College Football Coaches: Old Enough to Know Better, Young Enough to Do It Anyway

Sherrone Moore woke up yesterday thinking about third-down packages for the Citrus Bowl and went to bed having been fired by Michigan and arrested. That’s a character arc usually reserved for Netflix documentaries or the uncle who insists on carving the Christmas turkey after six bourbons. But this plot twist came courtesy of Moore’s alleged affair with a Michigan staffer — a violation that sent the university into crisis mode and Wolverine fans into the five stages of grief in under 20 minutes.

But Moore isn’t the first coach to detour into the swamp of “unsavoury actions.” And let’s be honest, being the head coach of a college football blueblood isn’t just a job — it’s a statewide superstition. At schools like Michigan, Alabama, Ohio State, Georgia, or LSU, the head coach isn’t just the face of the program; he is the program.
In the NFL, the quarterback is the franchise.
In college, the quarterback is temporary. The head coach is forever — or at least until he loses to Purdue or gets caught doing… well, this.

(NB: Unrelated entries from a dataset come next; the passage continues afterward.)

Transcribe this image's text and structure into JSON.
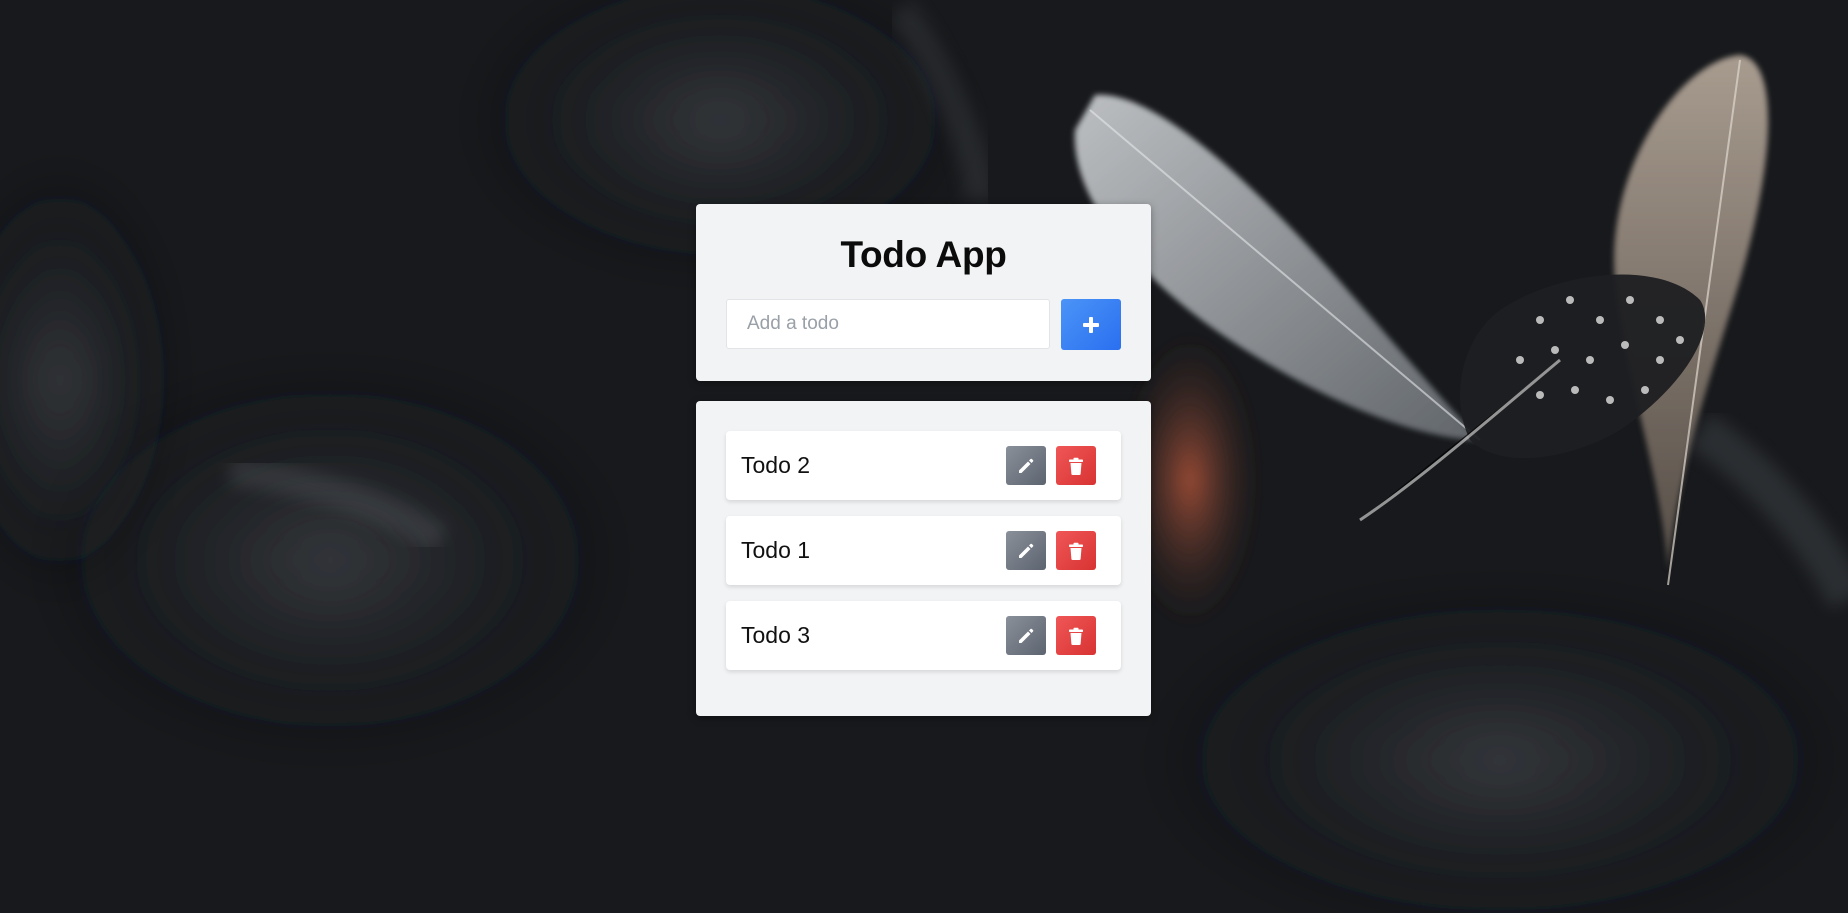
{
  "app": {
    "title": "Todo App"
  },
  "input": {
    "placeholder": "Add a todo",
    "value": ""
  },
  "icons": {
    "add": "plus-icon",
    "edit": "pencil-icon",
    "delete": "trash-icon"
  },
  "todos": [
    {
      "text": "Todo 2"
    },
    {
      "text": "Todo 1"
    },
    {
      "text": "Todo 3"
    }
  ],
  "colors": {
    "add_button": "#2f74f2",
    "edit_button": "#6b727c",
    "delete_button": "#e33f3f",
    "panel": "#f2f3f5",
    "background": "#15171a"
  }
}
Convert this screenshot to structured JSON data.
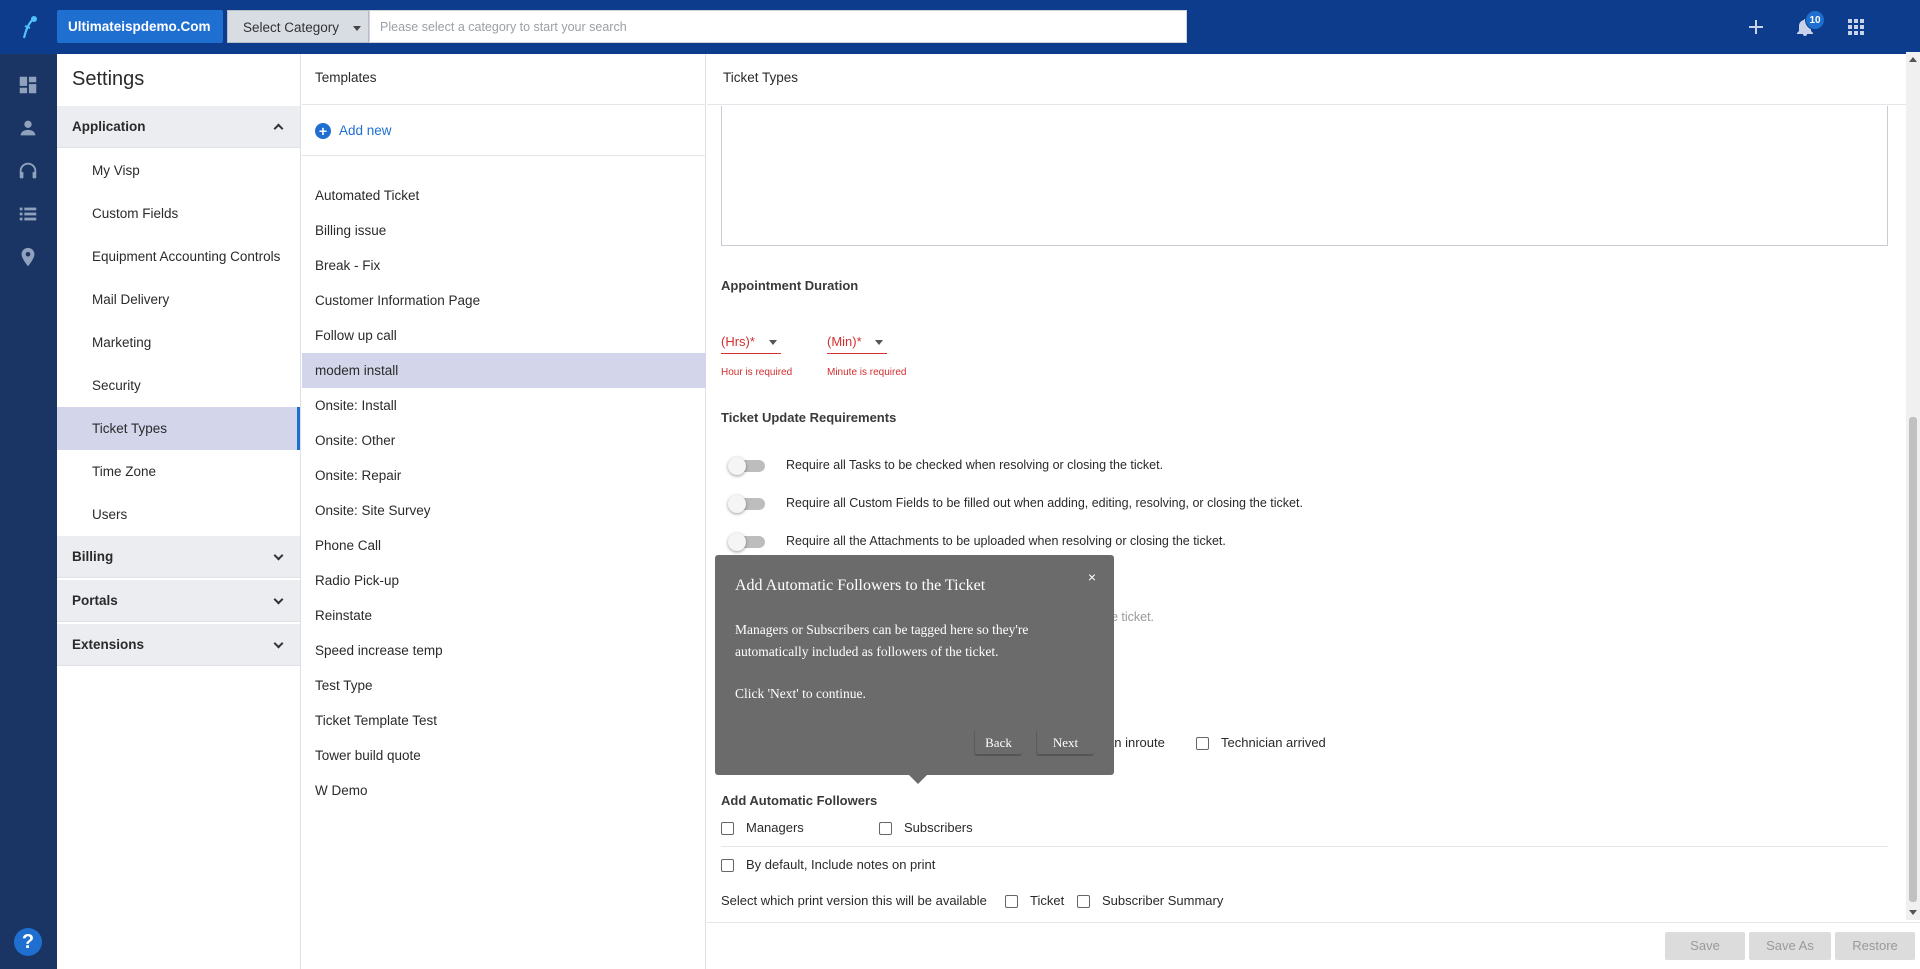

College head coaches are often treated with more reverence than the state’s governor and are expected to behave better than the local pastor — which is saying something, especially in the American South, where churches and football stadiums compete for who can pack more people into the same amount of guilt.

But here’s the real question no one touches with a 10-foot pole:

What if the problem isn’t that college coaches influence young athletes… but that young athletes are influencing the coaches?

Think about it: these coaches spend their entire adult lives surrounded by 19-year-old elite athletes who radiate bravado like it’s an energy source. Testosterone in the weight room. Swagger at practice. That absolute, unearned confidence only a 20-year-old who can bench-press a truck and eat 7,000 calories a day can possess.

It’s entirely possible some coaches eventually inhale enough of that “frat-house fog” to regress a little themselves.

At some point, you have to wonder whether the nonstop exposure to locker-room swagger just scrambles the adult brain. Coaches go in thinking they’re CEOs of a multimillion-dollar enterprise and come out acting like the world’s oldest pledge brothers. It’s like secondhand immaturity — you hang around enough 19-year-old gladiators and suddenly you’re making decisions with the impulse control of a freshman on his first night out.

Maybe the solution is simple: before a rising coach gets a massive college job, send him to the NFL for two seasons of dealing with 34-year-old linemen who complain about their mortgage rates. A little real-world adulthood might save a whole lot of scandals.